Using such a universal data distribution, we could (in theory) work out a universally best learning algorithm.
We don't have too many practical ideas about the properties of such a universal distribution, but one thing that crops up a lot is that simple data is necessarily more likely than complex data.
This suggests that in learning we should have a simplicity bias. If there are two models that both fit the data, one very simple, like a linear model, and one very complex, like a very big decision tree, then it's more likely that the simple model generated the data.
Such simplicity biases can be implemented in many different ways, and we'll see some concrete examples as the course progresses.
Whether or not the NFL theorem means anything for us in practice, it has also given rise to a general principle, commonly followed in machine learning practice.
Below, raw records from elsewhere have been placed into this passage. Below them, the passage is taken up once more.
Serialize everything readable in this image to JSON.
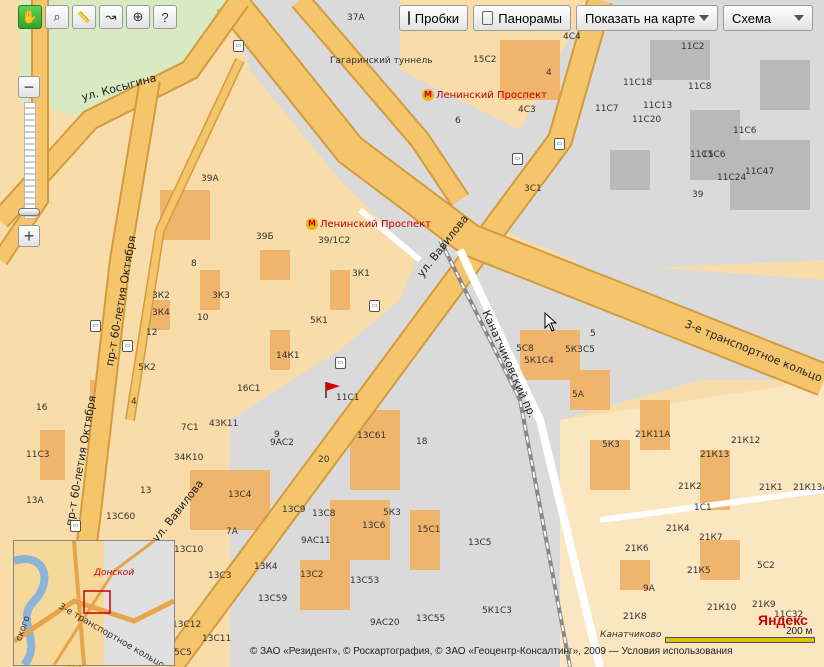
{
  "toolbar": {
    "tools": [
      {
        "name": "hand-tool-button",
        "icon": "hand-icon",
        "glyph": "✋",
        "active": true
      },
      {
        "name": "magnifier-tool-button",
        "icon": "magnifier-icon",
        "glyph": "⌕",
        "active": false
      },
      {
        "name": "ruler-tool-button",
        "icon": "ruler-icon",
        "glyph": "📏",
        "active": false
      },
      {
        "name": "route-tool-button",
        "icon": "route-icon",
        "glyph": "↝",
        "active": false
      },
      {
        "name": "placemark-tool-button",
        "icon": "placemark-icon",
        "glyph": "⊕",
        "active": false
      },
      {
        "name": "info-tool-button",
        "icon": "info-cursor-icon",
        "glyph": "?",
        "active": false
      }
    ],
    "traffic_label": "Пробки",
    "panoramas_label": "Панорамы",
    "show_on_map_label": "Показать на карте",
    "layer_label": "Схема"
  },
  "colors": {
    "road": "#f5c56b",
    "road_edge": "#d49b3e",
    "district": "#f8dcaa",
    "district_alt": "#fbe6c2",
    "building": "#f0b56c",
    "industrial": "#dadada",
    "industrial_building": "#b9b9b9",
    "park": "#d7eac2",
    "metro": "#c00000"
  },
  "streets": [
    {
      "text": "ул. Косыгина"
    },
    {
      "text": "пр-т 60-летия Октября"
    },
    {
      "text": "пр-т 60-летия Октября"
    },
    {
      "text": "ул. Вавилова"
    },
    {
      "text": "ул. Вавилова"
    },
    {
      "text": "Канатчиковский пр."
    },
    {
      "text": "3-е транспортное кольцо"
    },
    {
      "text": "Гагаринский туннель"
    },
    {
      "text": "Канатчиково"
    }
  ],
  "metro": [
    {
      "text": "Ленинский Проспект"
    },
    {
      "text": "Ленинский Проспект"
    }
  ],
  "labels": [
    "37А",
    "4С4",
    "15С2",
    "4",
    "4С3",
    "6",
    "3С1",
    "11С6",
    "11С8",
    "11С2",
    "11С18",
    "11С7",
    "11С13",
    "11С20",
    "11С6",
    "11С5",
    "11С24",
    "11С47",
    "39",
    "39А",
    "39Б",
    "39/1С2",
    "8",
    "3К1",
    "3К2",
    "3К3",
    "3К4",
    "10",
    "5К1",
    "12",
    "5К2",
    "14К1",
    "4",
    "16С1",
    "16",
    "7С1",
    "43К11",
    "11С1",
    "11С3",
    "9",
    "9АС2",
    "13С61",
    "18",
    "20",
    "34К10",
    "13",
    "13А",
    "13С4",
    "13С9",
    "13С8",
    "5К3",
    "13С6",
    "13С60",
    "7А",
    "9АС11",
    "15С1",
    "13С5",
    "13С10",
    "13С3",
    "13К4",
    "13С2",
    "13С53",
    "13С59",
    "13С12",
    "13С11",
    "9АС20",
    "13С55",
    "5К1С3",
    "5С5",
    "5С8",
    "5",
    "5К1С4",
    "5К3С5",
    "5А",
    "5К3",
    "21К11А",
    "21К12",
    "21К13",
    "21К2",
    "21К1",
    "21К13А",
    "1С1",
    "21К6",
    "21К4",
    "21К7",
    "21К5",
    "5С2",
    "9А",
    "21К8",
    "21К10",
    "21К9",
    "11С32"
  ],
  "minimap": {
    "labels": [
      "Донской",
      "3-е транспортное кольцо",
      "ского"
    ]
  },
  "copyright": "© ЗАО «Резидент», © Роскартография, © ЗАО «Геоцентр-Консалтинг», 2009 — Условия использования",
  "logo": "Яндекс",
  "scale_label": "200 м"
}
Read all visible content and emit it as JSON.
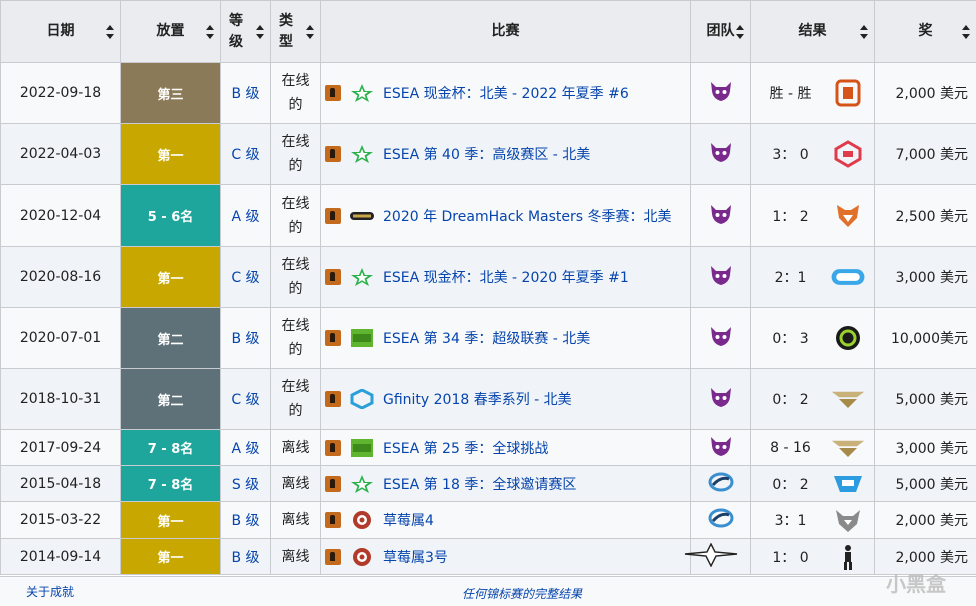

The principle is that we should choose our method to deal with the task at hand, and not look for a universally best method.
Note that this is distinct from the NFL theorem, because everybody still uses data splitting universally to evaluate which of these many methods is the best. And by the NFL theorem, model selection by data splitting is also not a universal algorithm. So the NFL theorem and the NFL principle are really two very different things.
In practice, the NFL theorem shouldn't keep you awake at night. It's an interesting thought to return to occasionally, and a reminder that by choosing a model, we are making assumptions about the source of our data.
The NFL principle is an important concept to keep in mind when selecting models. Don't just run gradient boosted decision trees by default, just because somebody somewhere said it was the best approach. Investigate your task. figure out what makes it special, try different approaches and tailor your approach to the problem at hand.